On the 14th and 28th day after the 1st immunization, 3 randomly selected mice in each group were euthanized. The relative proportions of T-cells in the splenocytes and ILN lymphocytes were analyzed by the Aria II flow cytometry instrument (BD, Franklin Lakes, NJ, USA). The IFN-γ-secreting T lymphocytes were also quantified on 6 randomly selected mice using an ELISPOT kit (Dakewe, Shenzhen, China). Splenocytes stimulated with phorbol myristate acetate (PMA) served as positive controls. Individual spots were counted under a CTL-ImmunoSpot®S6 FluoroSpot (Cellular Technology, Kennesaw, GA, USA).

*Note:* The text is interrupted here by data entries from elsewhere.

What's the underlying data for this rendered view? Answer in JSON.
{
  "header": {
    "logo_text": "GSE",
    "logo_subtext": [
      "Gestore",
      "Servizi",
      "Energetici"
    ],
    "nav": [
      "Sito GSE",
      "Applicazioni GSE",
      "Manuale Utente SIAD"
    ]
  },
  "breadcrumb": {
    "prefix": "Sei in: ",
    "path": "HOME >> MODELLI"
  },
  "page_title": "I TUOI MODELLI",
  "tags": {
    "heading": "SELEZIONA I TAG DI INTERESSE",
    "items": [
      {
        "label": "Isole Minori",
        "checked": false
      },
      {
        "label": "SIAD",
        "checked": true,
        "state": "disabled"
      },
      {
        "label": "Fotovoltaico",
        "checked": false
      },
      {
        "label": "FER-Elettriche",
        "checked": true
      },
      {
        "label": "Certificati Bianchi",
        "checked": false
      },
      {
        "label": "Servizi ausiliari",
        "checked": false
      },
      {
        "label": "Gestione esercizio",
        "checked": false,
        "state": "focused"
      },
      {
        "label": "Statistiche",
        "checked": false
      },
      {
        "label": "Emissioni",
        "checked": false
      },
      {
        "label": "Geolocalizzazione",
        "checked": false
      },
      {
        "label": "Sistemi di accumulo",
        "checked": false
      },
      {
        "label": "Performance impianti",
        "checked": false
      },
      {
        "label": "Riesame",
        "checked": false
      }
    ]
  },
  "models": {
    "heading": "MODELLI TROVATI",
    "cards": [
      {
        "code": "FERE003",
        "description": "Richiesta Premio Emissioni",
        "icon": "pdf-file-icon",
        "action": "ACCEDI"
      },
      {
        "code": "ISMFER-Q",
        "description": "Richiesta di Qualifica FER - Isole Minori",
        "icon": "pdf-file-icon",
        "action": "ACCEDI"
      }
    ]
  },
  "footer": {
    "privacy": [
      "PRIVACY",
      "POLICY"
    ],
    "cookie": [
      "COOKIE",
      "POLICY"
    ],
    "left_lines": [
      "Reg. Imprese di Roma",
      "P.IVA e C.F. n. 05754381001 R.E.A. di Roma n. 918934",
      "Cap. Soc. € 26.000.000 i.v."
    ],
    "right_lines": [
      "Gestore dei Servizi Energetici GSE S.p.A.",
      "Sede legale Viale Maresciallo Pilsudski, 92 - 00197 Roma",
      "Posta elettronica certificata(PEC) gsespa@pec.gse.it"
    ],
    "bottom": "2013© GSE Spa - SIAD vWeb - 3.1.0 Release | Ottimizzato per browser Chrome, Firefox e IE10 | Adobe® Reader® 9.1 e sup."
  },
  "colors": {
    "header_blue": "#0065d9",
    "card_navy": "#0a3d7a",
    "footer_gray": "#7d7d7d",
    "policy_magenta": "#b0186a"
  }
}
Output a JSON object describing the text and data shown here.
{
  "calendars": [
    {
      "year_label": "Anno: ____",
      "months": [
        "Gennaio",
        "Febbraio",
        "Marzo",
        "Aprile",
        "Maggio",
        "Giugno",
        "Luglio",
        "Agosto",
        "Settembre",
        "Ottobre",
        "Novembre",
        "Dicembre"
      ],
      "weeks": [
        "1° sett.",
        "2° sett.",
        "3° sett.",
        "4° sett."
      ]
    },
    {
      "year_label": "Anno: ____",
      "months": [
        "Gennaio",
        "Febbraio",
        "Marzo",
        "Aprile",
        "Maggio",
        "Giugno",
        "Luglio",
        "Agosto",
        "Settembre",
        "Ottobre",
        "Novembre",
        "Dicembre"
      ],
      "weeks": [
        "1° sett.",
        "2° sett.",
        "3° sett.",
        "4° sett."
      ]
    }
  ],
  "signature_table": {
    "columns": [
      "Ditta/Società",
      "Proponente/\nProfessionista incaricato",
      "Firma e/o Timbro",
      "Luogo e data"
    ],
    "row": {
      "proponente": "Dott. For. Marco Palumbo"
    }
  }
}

IFN-γ ELISpot assay was performed per the kit’s instructions. Briefly, 1 × 105 splenocytes/ILN lymphocytes were plated in triplicate with 100 μL pooled peptides (each 5 μg/mL) dissolved in RPMI-1640 medium, mock (RPMI-1640 medium; background control) or 1 μL 1 ug/mL ionomycin and 50 ng/mL PMA (positive control) for incubation at 37 °C overnight. The plates were then rinsed with PBS containing 0.05% Tween-20, followed by the addition of 1 µg/mL anti-mouse IFN-γ mAb for incubation at 37 °C for 1 h (Dakewe, Shenzhen, China). After rinsing with PBS containing 0.05% Tween-20, streptavidin-ALP (Dakewe, Shenzhen, China) was added for incubation for 1 h at 37 °C. The plates were then washed, followed by the addition of AEC (Dakewe, Shenzhen, China) for incubation at 37 °C for 25 min to develop immunospots. The spots were imaged and enumerated (Cellular Technology Ltd.).

4.8. Statistical Analysis

Comparisons were analyzed by one-way analysis of variance (ANOVA). P values less than 0.05 were considered significant.